Demonstrators in Barcelona burn a US flag after President Donald Trump said the US has struck Venezuela and captured its President Nicolas Maduro

There’s something about being a retired parish priest that lends a certain objectivity to our Church lectionary, like standing back from a painting you’ve been working on to get the whole picture and some perspective.

It happened to me this Christmastide. I’ve been helping out a bit at a neighbouring parish in Sussex. It’s a bit like being a retired pilot, I imagine, keeping one’s flying hours up to retain a licence.

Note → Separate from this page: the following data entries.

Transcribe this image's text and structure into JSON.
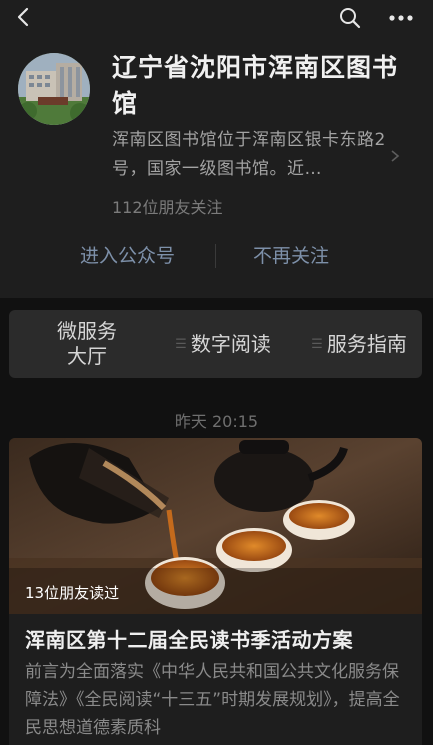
{
  "topbar": {
    "back_icon": "chevron-left-icon",
    "search_icon": "search-icon",
    "more_icon": "more-horizontal-icon"
  },
  "profile": {
    "avatar_icon": "library-building-avatar",
    "name": "辽宁省沈阳市浑南区图书馆",
    "description": "浑南区图书馆位于浑南区银卡东路2号，国家一级图书馆。近…",
    "followers": "112位朋友关注",
    "enter_label": "进入公众号",
    "unfollow_label": "不再关注"
  },
  "menu": {
    "items": [
      {
        "label": "微服务大厅"
      },
      {
        "label": "数字阅读"
      },
      {
        "label": "服务指南"
      }
    ]
  },
  "feed": {
    "timestamp": "昨天 20:15",
    "article": {
      "read_count": "13位朋友读过",
      "title": "浑南区第十二届全民读书季活动方案",
      "summary": "前言为全面落实《中华人民共和国公共文化服务保障法》《全民阅读“十三五”时期发展规划》，提高全民思想道德素质科"
    }
  },
  "colors": {
    "background": "#111111",
    "card": "#1e1e1e",
    "link": "#7d90a9",
    "menu_bg": "#2b2b2b"
  }
}
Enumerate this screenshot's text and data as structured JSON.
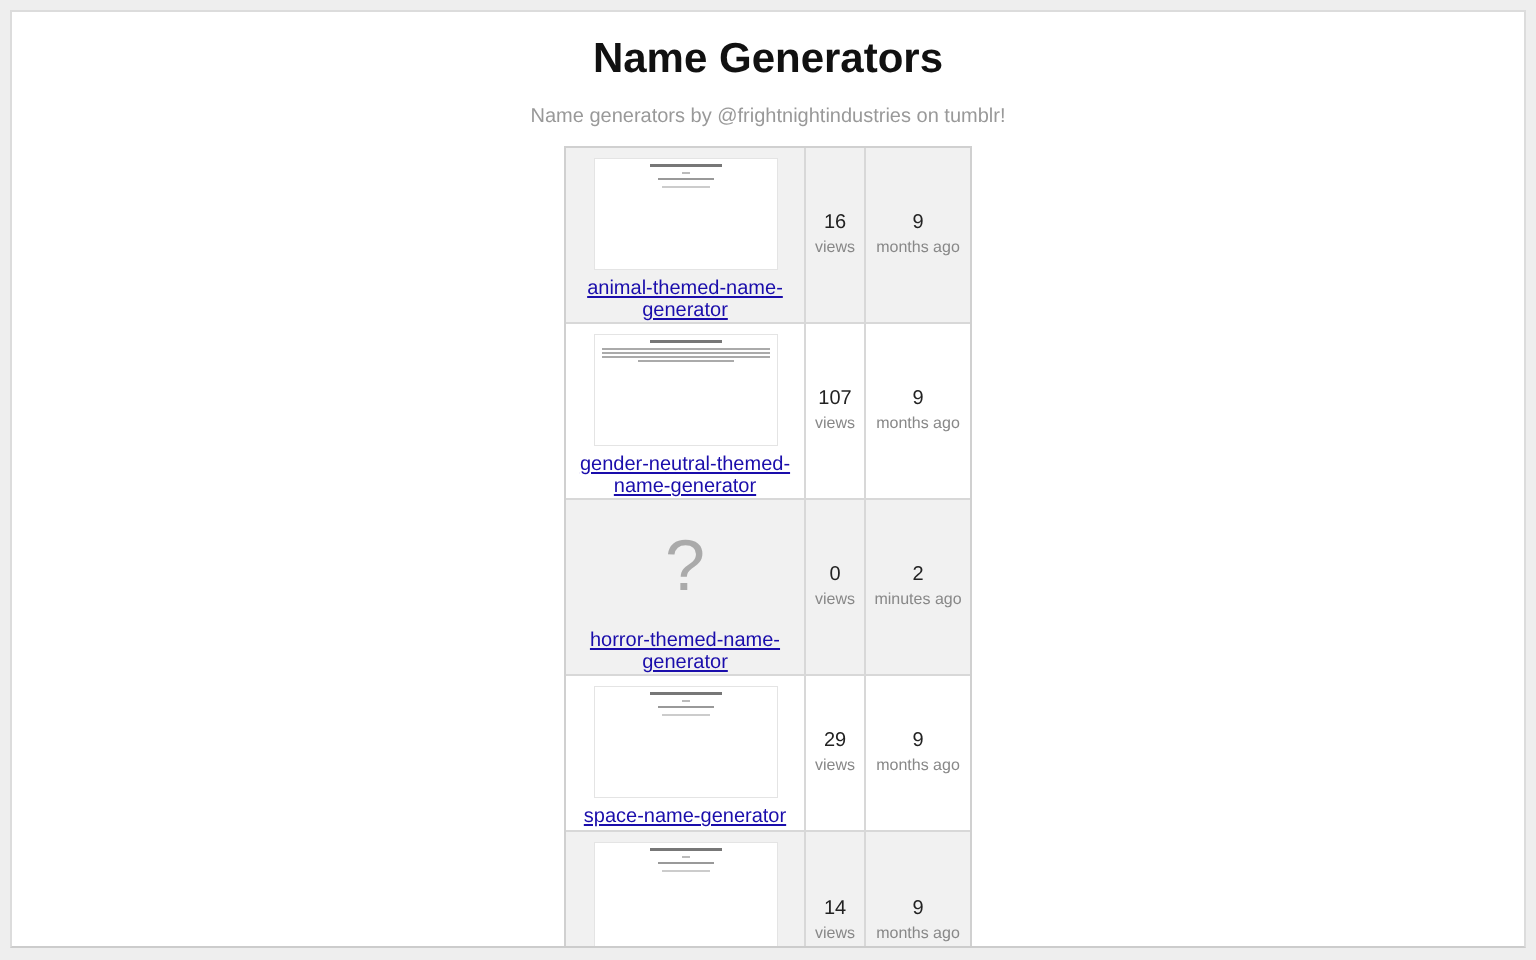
{
  "title": "Name Generators",
  "subtitle": "Name generators by @frightnightindustries on tumblr!",
  "rows": [
    {
      "thumbnail": {
        "kind": "preview"
      },
      "name": "animal-themed-name-generator",
      "views": "16",
      "views_label": "views",
      "age": "9",
      "age_label": "months ago"
    },
    {
      "thumbnail": {
        "kind": "preview_dense"
      },
      "name": "gender-neutral-themed-name-generator",
      "views": "107",
      "views_label": "views",
      "age": "9",
      "age_label": "months ago"
    },
    {
      "thumbnail": {
        "kind": "missing",
        "glyph": "?"
      },
      "name": "horror-themed-name-generator",
      "views": "0",
      "views_label": "views",
      "age": "2",
      "age_label": "minutes ago"
    },
    {
      "thumbnail": {
        "kind": "preview"
      },
      "name": "space-name-generator",
      "views": "29",
      "views_label": "views",
      "age": "9",
      "age_label": "months ago"
    },
    {
      "thumbnail": {
        "kind": "preview"
      },
      "views": "14",
      "views_label": "views",
      "age": "9",
      "age_label": "months ago"
    }
  ]
}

What struck me was how quickly the Christmas story – the joy of the angels, the wonder of the shepherds – is plunged into the very real horror of worldly tyranny and terrorism with Herod’s order of the massacre of all male babies under the age of two in Bethlehem.

At our most despondent, we may assume that prayer doesn’t cut it, which is an attitude that can be defined as the end of hope

This grotesque crime against humanity was less of a genocide than a deicide, for it was an attempt to kill God incarnate, whom Herod had been told about by the Magi from the East. These Magi drop into the Christmas story slightly out of chronological order, as if the Massacre of the Holy Innocents is the more immediately significant event after the Nativity.

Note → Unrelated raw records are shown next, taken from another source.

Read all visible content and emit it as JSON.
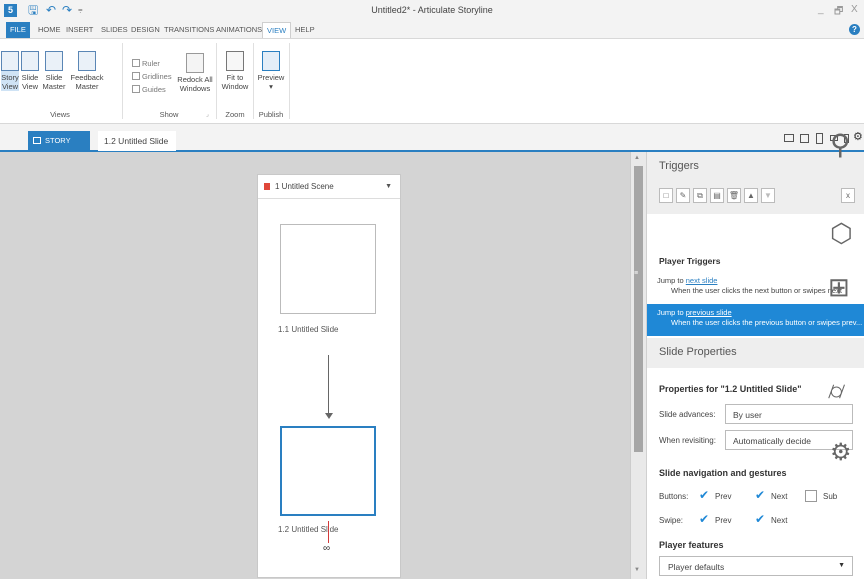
{
  "window": {
    "title": "Untitled2* - Articulate Storyline",
    "app_icon": "5",
    "minimize": "_",
    "restore": "🗗",
    "close": "X"
  },
  "ribbon": {
    "tabs": [
      "FILE",
      "HOME",
      "INSERT",
      "SLIDES",
      "DESIGN",
      "TRANSITIONS",
      "ANIMATIONS",
      "VIEW",
      "HELP"
    ],
    "active_tab": "VIEW",
    "help": "?",
    "buttons": {
      "story_view": [
        "Story",
        "View"
      ],
      "slide_view": [
        "Slide",
        "View"
      ],
      "slide_master": [
        "Slide",
        "Master"
      ],
      "feedback_master": [
        "Feedback",
        "Master"
      ],
      "redock": [
        "Redock All",
        "Windows"
      ],
      "fit_window": [
        "Fit to",
        "Window"
      ],
      "preview": [
        "Preview",
        "▾"
      ]
    },
    "checks": {
      "ruler": "Ruler",
      "gridlines": "Gridlines",
      "guides": "Guides"
    },
    "groups": {
      "views": "Views",
      "show": "Show",
      "zoom": "Zoom",
      "publish": "Publish"
    }
  },
  "viewbar": {
    "story_view": "STORY VIEW",
    "slide_tab": "1.2 Untitled Slide"
  },
  "canvas": {
    "scene_title": "1 Untitled Scene",
    "slides": [
      "1.1 Untitled Slide",
      "1.2 Untitled Slide"
    ]
  },
  "triggers": {
    "heading": "Triggers",
    "player_triggers": "Player Triggers",
    "items": [
      {
        "prefix": "Jump to ",
        "link": "next slide",
        "desc": "When the user clicks the next button or swipes next"
      },
      {
        "prefix": "Jump to ",
        "link": "previous slide",
        "desc": "When the user clicks the previous button or swipes prev..."
      }
    ]
  },
  "slide_properties": {
    "heading": "Slide Properties",
    "properties_for": "Properties for \"1.2 Untitled Slide\"",
    "advances_label": "Slide advances:",
    "advances_value": "By user",
    "revisiting_label": "When revisiting:",
    "revisiting_value": "Automatically decide",
    "nav_title": "Slide navigation and gestures",
    "buttons_label": "Buttons:",
    "swipe_label": "Swipe:",
    "prev": "Prev",
    "next": "Next",
    "submit_partial": "Sub",
    "player_features": "Player features",
    "player_defaults": "Player defaults"
  }
}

The etymology is fascinating. Take the word ‘holy’ in the title of that massacre. It shares its ancient root with the word ‘wholly’. For to be holy and to be whole share the same sense of completeness. There’s the same etymological root in the word ‘heal’ too, for reasons of being made whole again.

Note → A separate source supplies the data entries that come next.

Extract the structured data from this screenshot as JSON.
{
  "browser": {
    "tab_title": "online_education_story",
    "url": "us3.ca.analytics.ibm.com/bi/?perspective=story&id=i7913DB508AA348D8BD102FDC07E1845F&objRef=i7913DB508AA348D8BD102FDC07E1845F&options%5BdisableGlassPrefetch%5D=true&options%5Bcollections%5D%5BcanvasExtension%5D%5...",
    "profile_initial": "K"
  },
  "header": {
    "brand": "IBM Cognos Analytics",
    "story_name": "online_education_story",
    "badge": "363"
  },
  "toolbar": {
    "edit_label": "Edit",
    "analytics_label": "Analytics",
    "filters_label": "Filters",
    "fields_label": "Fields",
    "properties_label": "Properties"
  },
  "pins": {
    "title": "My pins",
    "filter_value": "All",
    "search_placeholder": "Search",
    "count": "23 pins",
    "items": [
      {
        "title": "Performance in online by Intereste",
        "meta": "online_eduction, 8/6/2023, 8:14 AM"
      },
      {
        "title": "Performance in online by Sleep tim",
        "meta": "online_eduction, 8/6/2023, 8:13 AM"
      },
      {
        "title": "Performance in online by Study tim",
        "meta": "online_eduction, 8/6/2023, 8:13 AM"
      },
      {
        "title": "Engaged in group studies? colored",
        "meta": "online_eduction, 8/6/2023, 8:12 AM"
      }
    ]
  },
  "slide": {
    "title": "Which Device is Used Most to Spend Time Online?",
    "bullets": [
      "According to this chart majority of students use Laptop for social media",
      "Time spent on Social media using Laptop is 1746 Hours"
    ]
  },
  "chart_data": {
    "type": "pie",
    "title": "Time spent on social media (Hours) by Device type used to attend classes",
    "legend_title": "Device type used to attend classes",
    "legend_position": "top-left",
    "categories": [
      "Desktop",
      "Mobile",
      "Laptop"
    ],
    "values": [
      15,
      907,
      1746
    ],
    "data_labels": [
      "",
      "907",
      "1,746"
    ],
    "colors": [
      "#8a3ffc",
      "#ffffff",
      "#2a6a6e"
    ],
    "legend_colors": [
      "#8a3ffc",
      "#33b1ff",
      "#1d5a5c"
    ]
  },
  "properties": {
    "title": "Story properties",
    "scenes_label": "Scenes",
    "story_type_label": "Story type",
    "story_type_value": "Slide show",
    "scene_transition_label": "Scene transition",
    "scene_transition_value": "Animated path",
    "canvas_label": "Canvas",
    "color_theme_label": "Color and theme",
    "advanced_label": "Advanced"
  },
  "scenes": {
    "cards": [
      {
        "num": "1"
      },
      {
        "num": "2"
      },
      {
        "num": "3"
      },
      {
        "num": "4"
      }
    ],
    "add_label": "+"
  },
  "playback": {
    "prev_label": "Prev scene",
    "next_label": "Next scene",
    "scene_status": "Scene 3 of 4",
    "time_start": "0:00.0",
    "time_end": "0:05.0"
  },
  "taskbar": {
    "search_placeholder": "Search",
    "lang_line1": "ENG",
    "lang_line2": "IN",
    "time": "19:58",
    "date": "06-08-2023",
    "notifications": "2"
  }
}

So, Herod’s infant victims, the holy innocents, are something of a liturgical pun, in that they are also the wholly innocents, as was the newborn Jesus, spirited away across the border into Egypt for safety from the pogrom.

Under the same sun

God knows, that’s not an atrocity with which we’re unfamiliar. The darkest of stains in the Christmas narrative has been repeated in the carnages and cruelties of oppressions and persecutions down the ages since.

And today, the wholly innocents, children, are still suffering and dying in conflicts around the world. In Gaza, where wholly innocent families are wiped out in a conflict arising from the wholly innocent who were murdered two years ago by Hamas terrorists at a music festival in Israel

In Ukraine, the wholly innocent suffer and die at the hands of a rapacious Russia. In Sudan, wholly innocent children suffer and die in famine and civil war.

As it says in Ecclesiastes 1:9, there really is “nothing new under the sun”. As we step back this New Year and look at the whole picture, it’s (literally) bloody depressing.

The new Church year began at the beginning of Advent, a month or so ago. The new calendar year started last week. It’s a time of resolution, but also a time in which we can feel burdened by the terrible knowledge that nothing ever seems to get better in this regard. At our most despondent, we may assume that prayer doesn’t cut it, which is an attitude that can be defined as the end of hope.

Light and dark

But part of the answer must be defiance. What we celebrated at Christmas is defiant. John the Evangelist starts his story in prose poetry with the affirmation that, while darkness doesn’t recognise the light, it “has not overcome it” (John 1:5). Light is not just the opposite of dark, it defeats it.

It’s a matter of conscience to declare, in defiance of the darkness that threatens our world, that these actors aren’t good enough. We can’t and won’t tolerate them, and their acts are not in our name. If we’re witnesses to the light, we can do no other.

To be holy and to be whole share the same sense of completeness

We and our elected leaders need to find and speak that voice – against war-makers in the darkness; against antisemitic terrorists everywhere; against economies that allow such horrors as Sudan to prevail; against those in power who would allow Ukrainians to suffer and to die in their own defence.

And against those who peddle hate and bile in the public arena and social media.

The road to authoritarianism and tyranny is taken in baby steps, incrementally so we may not notice it happening. Defiance needs to stand up to an America that we can no longer consider, nor even recognises itself, as a champion of the free world.

Pray in defiance for the West to find its voice again. On Sunday, we celebrated the wise Magi from the East. Now we need to find them in the West, to speak through earthquake, wind and fire; to speak truth to power.

We can’t see that leadership yet. But for Christ’s sake we’d better start looking.